Nathaniel Gordon (February 6, 1826 – February 21, 1862) was an American slave trader who was the only person in the United States to be tried, convicted and executed for having "engaged in the slave trade" under the Piracy Law of 1820.

Early life
Gordon was born in Portland, Maine. He went into shipping and eventually owned his own ship. He had a wife named Elizabeth and a two-year-old son named Nathaniel at the time of his final voyage to Africa.

When Gordon was 12, his father was arrested for attempting to smuggle slaves into the United States. The law stated that he should be deemed a pirate and given a mandatory death sentence. However, there are no records of how the case was resolved, albeit it is known that Gordon's father was not executed.

Slave trading
In 1848, Gordon's boat, Juliet, was searched by the U.S. Navy for evidence of slave trading. After no evidence of slave trading could be found, Gordon was released from their custody. However, there were allegations that Gordon had indeed gone to Africa, taken a cargo of slaves, and returned to Brazil, where slavery was still legal at the time.

In 1851, Gordon, captaining the Camargo, went on another expedition from Brazil to Africa. Gordon took on 500 Africans and set sail for Brazil. He had to take numerous measures to avoid naval patrol ships. Gordon was nevertheless chased by a British man-of-war. After arriving in Brazil and dropping off the Africans, Gordon burned his ship to destroy evidence. The Africans were seized and some of Gordon's men were arrested and charged. Gordon himself escaped by dressing into women's clothes.

Shortly after the Camargo voyage, Gordon, captaining Ottawa, made a slaving voyage to Cuba, where slavery was also still legal, with a cargo of Africans. Only about 25 percent of the Africans survived, with Gordon later claiming that a rival trader had poisoned them. After landing in Cuba, Gordon burned his ship afterwards to destroy evidence.

In late July 1860, Gordon set sail for the west coast of Africa. On August 7, 1860, he loaded 897 slaves aboard Erie at Sharks Point, Congo River, West Africa, "of whom only 172 were men and 162 grown women. Gordon ... preferred to carry children because they could not rise up to avenge his cruelties." According to reports, Gordon was responsible for at least 29 deaths. Those who died were thrown overboard.

Erie was captured by the USS Mohican 50 miles from a Cuban port on August 8, 1860. The slaves were taken to Liberia, the American colony established in West Africa by the American Colonization Society for the settlement of free blacks from the United States. Gordon was extradited to New York to face a federal trial.

Trials

The United States Attorney for the Southern District of New York, James I. Roosevelt, offered Gordon a $2,000 fine and two-year sentence in exchange for information about his financial backers. However, Gordon, confident that he wouldn't face any severe consequences, rejected the deal, believing it was not lenient enough.

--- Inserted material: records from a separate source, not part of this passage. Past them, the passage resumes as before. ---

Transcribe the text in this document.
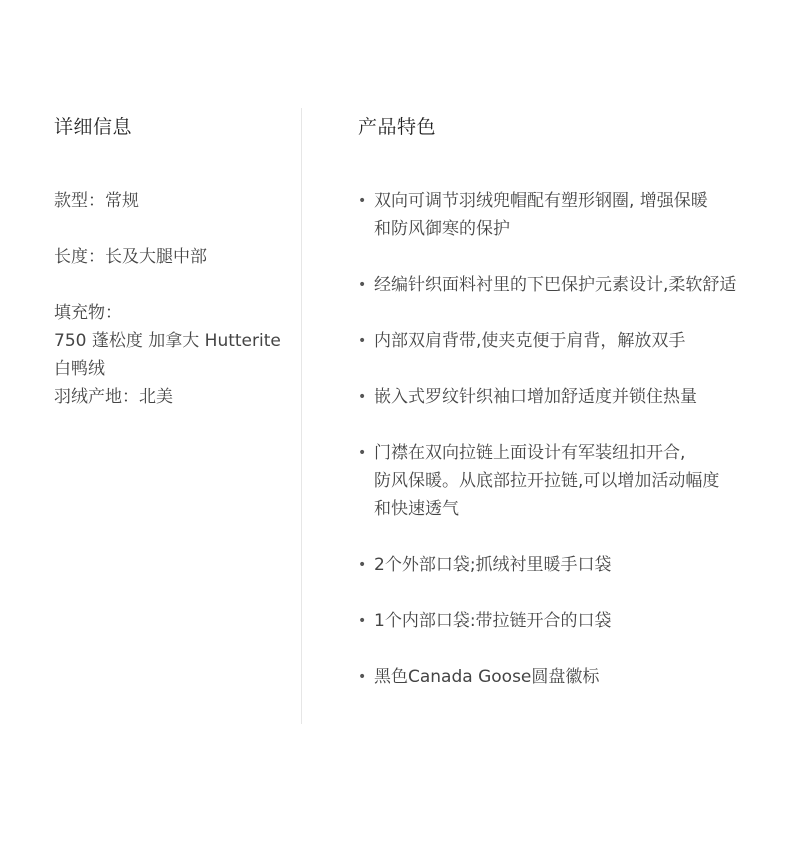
详细信息

款型：常规

长度：长及大腿中部

填充物：
750 蓬松度 加拿大 Hutterite 白鸭绒
羽绒产地：北美
产品特色
• 双向可调节羽绒兜帽配有塑形钢圈, 增强保暖
和防风御寒的保护
• 经编针织面料衬里的下巴保护元素设计,柔软舒适
• 内部双肩背带,使夹克便于肩背，解放双手
• 嵌入式罗纹针织袖口增加舒适度并锁住热量
• 门襟在双向拉链上面设计有军装纽扣开合,
防风保暖。从底部拉开拉链,可以增加活动幅度
和快速透气
• 2个外部口袋;抓绒衬里暖手口袋
• 1个内部口袋:带拉链开合的口袋
• 黑色Canada Goose圆盘徽标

The case was repeatedly delayed due to the onset of the Civil War. By the time of Gordon's trial, a new district attorney, Edward Delafield Smith, had been appointed. Smith saw the Gordon case as a chance to become prominent and an opportunity to set an example for all future slave traders. He wanted Gordon executed.

Gordon's first trial in New York City in June 1861 ended in a mistrial, with the jury voting 7-5 in favor of a conviction, allegedly due to bribes. Smith immediately pushed for a retrial. To counter potential tampering and bribes, the government had the jury sequestered. Among the arguments used by Gordon's lawyers during his second trial were technicalities which had successfully been exploited in other trials:

 The federal government did not have the authority to try Gordon, on the grounds that Erie was not an American ship since it had been sold to foreigners.
 Gordon himself may not be an American, since his mother sometimes accompanied his father on his voyages, which meant he might've been born at sea.
 Gordon had sailed so far into the Congo that he was in Portuguese waters, and thus not under the jurisdiction of the federal government.
 Gordon was just a passenger, and ceased to be the captain of the Erie after two Spaniards came aboard.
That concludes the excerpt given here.